Jetzt spielten die beiden irgendwas Niedliches mit Blättern, Anna-Lena saß oben auf der Rutsche und Leonie hüpfte glücklich unten herum. So eine richtige Herbstidylle. Das erinnerte Lisa daran, dass sie mit ihrem Artikel über gemütliche Herbstrituale immer noch keinen Schritt weitergekommen war. Stichpunktartig hatte sie schon einiges notiert – Tee und Gebäck, am besten Kekse in Blätterform oder so, Herbststräuße und Gestecke, natürlich alles selbst gesammelt, goldener Oktober, romantische Herbststürme, kuschelige Socken, die sie noch in irgendeinem trendigen Laden entdecken musste. Am besten Fair Trade, von peruanischen Bergbäuerinnen am Feuer gestrickt oder wenigstens recycelt. Obwohl – konnte man Socken recyceln? War das hygienisch?
Und auf alle Fälle ein Herbstgedicht als Einleitung. Gab es da nicht was von Rilke? Sie öffnete die Diktier-App auf ihrem Handy.
»Herbstgedicht von Rilke raussuchen. Das über kaltes Wetter und dass man kein Zuhause hat oder keins findet oder so.«
Die Diktier-App funktionierte einwandfrei. Die hatte ja auch nicht Mark entwickelt. Lisa seufzte, schluckte ihren Stolz herunter und wählte die Nummer ihres Mannes, während sie die spielenden Mädchen im Auge behielt.
»Ja?«, meldete Mark sich halb flüsternd. Das Signal für sie, dass er gerade in einer ganz, ganz wichtigen Besprechung saß und ihr Anruf eigentlich nur entschuldbar war, wenn sie ihm eröffnete, dass das Haus in Flammen stand.
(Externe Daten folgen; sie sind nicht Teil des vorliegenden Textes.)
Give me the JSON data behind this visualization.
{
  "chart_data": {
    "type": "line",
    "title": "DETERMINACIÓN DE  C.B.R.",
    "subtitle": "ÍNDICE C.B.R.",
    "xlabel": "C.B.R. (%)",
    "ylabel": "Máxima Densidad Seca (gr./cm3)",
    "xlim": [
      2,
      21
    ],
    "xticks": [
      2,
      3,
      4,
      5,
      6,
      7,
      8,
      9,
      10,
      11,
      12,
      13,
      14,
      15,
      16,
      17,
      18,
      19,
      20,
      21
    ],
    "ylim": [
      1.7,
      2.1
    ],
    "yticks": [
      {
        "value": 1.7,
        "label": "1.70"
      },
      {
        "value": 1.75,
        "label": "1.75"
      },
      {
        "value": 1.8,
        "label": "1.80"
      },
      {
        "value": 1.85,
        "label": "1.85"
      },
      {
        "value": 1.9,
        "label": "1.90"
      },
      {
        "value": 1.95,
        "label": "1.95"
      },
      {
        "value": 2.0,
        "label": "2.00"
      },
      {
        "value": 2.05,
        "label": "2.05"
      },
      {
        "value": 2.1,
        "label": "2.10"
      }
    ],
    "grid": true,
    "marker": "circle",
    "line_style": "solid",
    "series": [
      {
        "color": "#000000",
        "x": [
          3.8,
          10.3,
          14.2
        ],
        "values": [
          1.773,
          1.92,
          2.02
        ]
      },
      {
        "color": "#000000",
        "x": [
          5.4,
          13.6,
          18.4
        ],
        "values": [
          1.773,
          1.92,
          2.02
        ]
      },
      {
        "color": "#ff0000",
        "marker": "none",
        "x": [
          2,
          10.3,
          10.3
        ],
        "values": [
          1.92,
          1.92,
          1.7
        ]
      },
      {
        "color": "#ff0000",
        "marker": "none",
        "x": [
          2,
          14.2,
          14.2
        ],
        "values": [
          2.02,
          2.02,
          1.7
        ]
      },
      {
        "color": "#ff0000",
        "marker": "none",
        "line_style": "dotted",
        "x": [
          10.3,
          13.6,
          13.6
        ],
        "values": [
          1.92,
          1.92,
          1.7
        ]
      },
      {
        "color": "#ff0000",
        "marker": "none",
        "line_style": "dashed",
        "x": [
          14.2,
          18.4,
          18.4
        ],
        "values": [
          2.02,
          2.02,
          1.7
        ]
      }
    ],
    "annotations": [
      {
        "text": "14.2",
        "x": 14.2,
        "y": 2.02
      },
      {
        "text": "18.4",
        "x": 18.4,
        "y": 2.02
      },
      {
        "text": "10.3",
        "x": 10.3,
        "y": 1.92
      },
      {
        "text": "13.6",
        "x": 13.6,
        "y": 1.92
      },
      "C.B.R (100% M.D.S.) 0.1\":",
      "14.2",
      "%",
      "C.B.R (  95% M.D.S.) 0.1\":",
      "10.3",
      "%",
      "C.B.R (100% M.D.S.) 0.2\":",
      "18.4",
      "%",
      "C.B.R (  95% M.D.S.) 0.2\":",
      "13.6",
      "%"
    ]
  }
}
Lisa hielt sich nicht mit einer langen Vorrede auf. »Das dusslige Garagentor geht immer auf, wenn ich die Haustür schließe. Ich kann nicht weg und wir müssen los.«
Ein demonstratives Seufzen. »Was hast du denn schon versucht?«, erkundigte er sich betont geduldig.
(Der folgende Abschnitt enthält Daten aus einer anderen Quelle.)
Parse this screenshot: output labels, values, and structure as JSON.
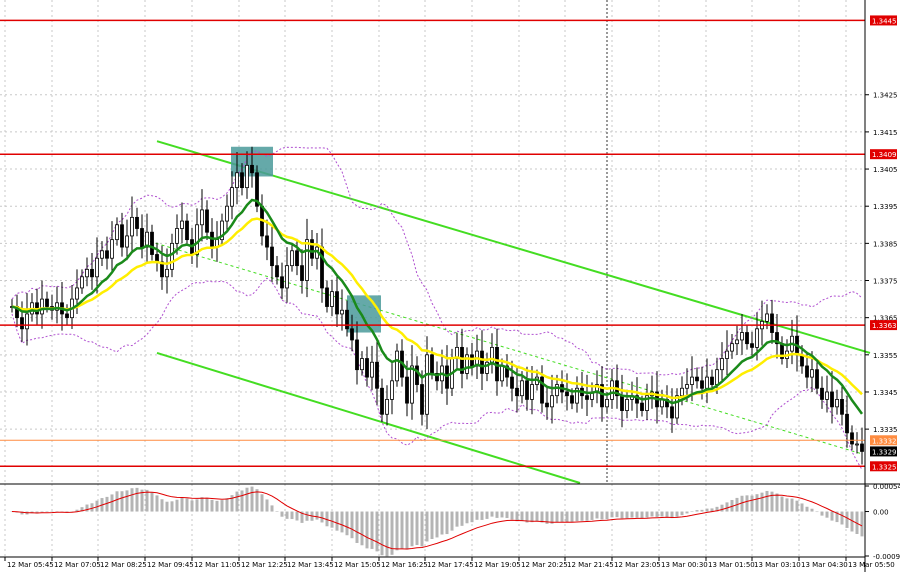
{
  "chart_data": [
    {
      "type": "candlestick",
      "title": "",
      "ylim": [
        1.33205,
        1.34505
      ],
      "y_ticks": [
        1.3425,
        1.3415,
        1.3405,
        1.3395,
        1.3385,
        1.3375,
        1.3365,
        1.3355,
        1.3345,
        1.3335
      ],
      "y_tick_labels": [
        "1.3425",
        "1.3415",
        "1.3405",
        "1.3395",
        "1.3385",
        "1.3375",
        "1.3365",
        "1.3355",
        "1.3345",
        "1.3335"
      ],
      "x_tick_labels": [
        "12 Mar 05:45",
        "12 Mar 07:05",
        "12 Mar 08:25",
        "12 Mar 09:45",
        "12 Mar 11:05",
        "12 Mar 12:25",
        "12 Mar 13:45",
        "12 Mar 15:05",
        "12 Mar 16:25",
        "12 Mar 17:45",
        "12 Mar 19:05",
        "12 Mar 20:25",
        "12 Mar 21:45",
        "12 Mar 23:05",
        "13 Mar 00:30",
        "13 Mar 01:50",
        "13 Mar 03:10",
        "13 Mar 04:30",
        "13 Mar 05:50"
      ],
      "levels": [
        {
          "value": 1.3445,
          "label": "1.3445",
          "color": "#e00000"
        },
        {
          "value": 1.3409,
          "label": "1.3409",
          "color": "#e00000"
        },
        {
          "value": 1.3363,
          "label": "1.3363",
          "color": "#e00000"
        },
        {
          "value": 1.3325,
          "label": "1.3325",
          "color": "#e00000"
        }
      ],
      "current_price": {
        "value": 1.3329,
        "label": "1.3329"
      },
      "prev_close": {
        "value": 1.3332,
        "label": "1.3332",
        "color": "#ff8c40"
      },
      "ma_colors": {
        "fast": "#1a8a1a",
        "slow": "#ffee00"
      },
      "channel_color": "#44dd22",
      "signal_boxes": [
        {
          "time": "12 Mar 12:25",
          "price_low": 1.3403,
          "price_high": 1.3411,
          "color": "#4a9a9a"
        },
        {
          "time": "12 Mar 16:25",
          "price_low": 1.3361,
          "price_high": 1.3371,
          "color": "#4a9a9a"
        }
      ],
      "close_series": [
        1.3368,
        1.3365,
        1.3362,
        1.3366,
        1.3369,
        1.3366,
        1.337,
        1.3368,
        1.3367,
        1.3369,
        1.3366,
        1.3365,
        1.337,
        1.3373,
        1.3376,
        1.3378,
        1.3376,
        1.3381,
        1.3383,
        1.3381,
        1.3386,
        1.339,
        1.3384,
        1.3387,
        1.3392,
        1.3389,
        1.3384,
        1.3388,
        1.3382,
        1.338,
        1.3376,
        1.3378,
        1.3385,
        1.3389,
        1.3391,
        1.3386,
        1.3382,
        1.339,
        1.3394,
        1.3388,
        1.3384,
        1.3386,
        1.3391,
        1.3395,
        1.34,
        1.3404,
        1.34,
        1.3406,
        1.3404,
        1.3395,
        1.3387,
        1.3384,
        1.3379,
        1.3376,
        1.3373,
        1.3379,
        1.3383,
        1.3379,
        1.3375,
        1.3386,
        1.3381,
        1.3384,
        1.3373,
        1.3368,
        1.3372,
        1.3366,
        1.3367,
        1.3362,
        1.3359,
        1.3351,
        1.3354,
        1.3349,
        1.3353,
        1.3346,
        1.3339,
        1.3343,
        1.3348,
        1.3356,
        1.3349,
        1.3342,
        1.3352,
        1.3347,
        1.3339,
        1.3355,
        1.335,
        1.3348,
        1.3352,
        1.3346,
        1.3354,
        1.3357,
        1.335,
        1.3355,
        1.3352,
        1.3356,
        1.335,
        1.3353,
        1.3357,
        1.3348,
        1.3352,
        1.3349,
        1.3346,
        1.3344,
        1.3348,
        1.3343,
        1.3347,
        1.3349,
        1.3342,
        1.3341,
        1.3344,
        1.3347,
        1.3345,
        1.3344,
        1.3342,
        1.3346,
        1.3344,
        1.3343,
        1.3345,
        1.3347,
        1.3341,
        1.3343,
        1.3348,
        1.3344,
        1.334,
        1.3343,
        1.3344,
        1.3342,
        1.334,
        1.3344,
        1.3345,
        1.3341,
        1.3343,
        1.3341,
        1.3338,
        1.3344,
        1.3346,
        1.3347,
        1.3349,
        1.3348,
        1.3346,
        1.3349,
        1.3347,
        1.3351,
        1.3354,
        1.3356,
        1.3358,
        1.3359,
        1.3361,
        1.3358,
        1.3357,
        1.3362,
        1.3364,
        1.3366,
        1.3361,
        1.3358,
        1.3354,
        1.3356,
        1.336,
        1.3355,
        1.3352,
        1.3349,
        1.3351,
        1.3346,
        1.3343,
        1.3345,
        1.3341,
        1.3343,
        1.3339,
        1.3334,
        1.3331,
        1.3331,
        1.3329
      ],
      "oscillator": {
        "ylim": [
          -0.00094,
          0.00054
        ],
        "y_ticks": [
          0.00054,
          0.0,
          -0.00094
        ],
        "y_tick_labels": [
          "0.00054",
          "0.00",
          "-0.00094"
        ],
        "bar_color": "#b4b4b4",
        "signal_color": "#e00000"
      }
    }
  ]
}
»Alles«, zischte sie. »Geht das eine zu, geht das andere auf. Gibt es irgendwo noch die alte Fernbedienung für die Garage?«
»Die brauchst du nicht. Die App ist super einfach und erledigt das alles für dich. Das ist ja der Sinn der Sache.«
»Wenn sie funktioniert.«
»Sie funktioniert auch. Meine Frau kriegt die Tür nicht zu.« Letzteres galt offenbar seinen Kollegen. Joviales Männergelächter brandete im Hintergrund auf.
»Hast du dein Handy mal neu gestartet?«, erkundigte er sich.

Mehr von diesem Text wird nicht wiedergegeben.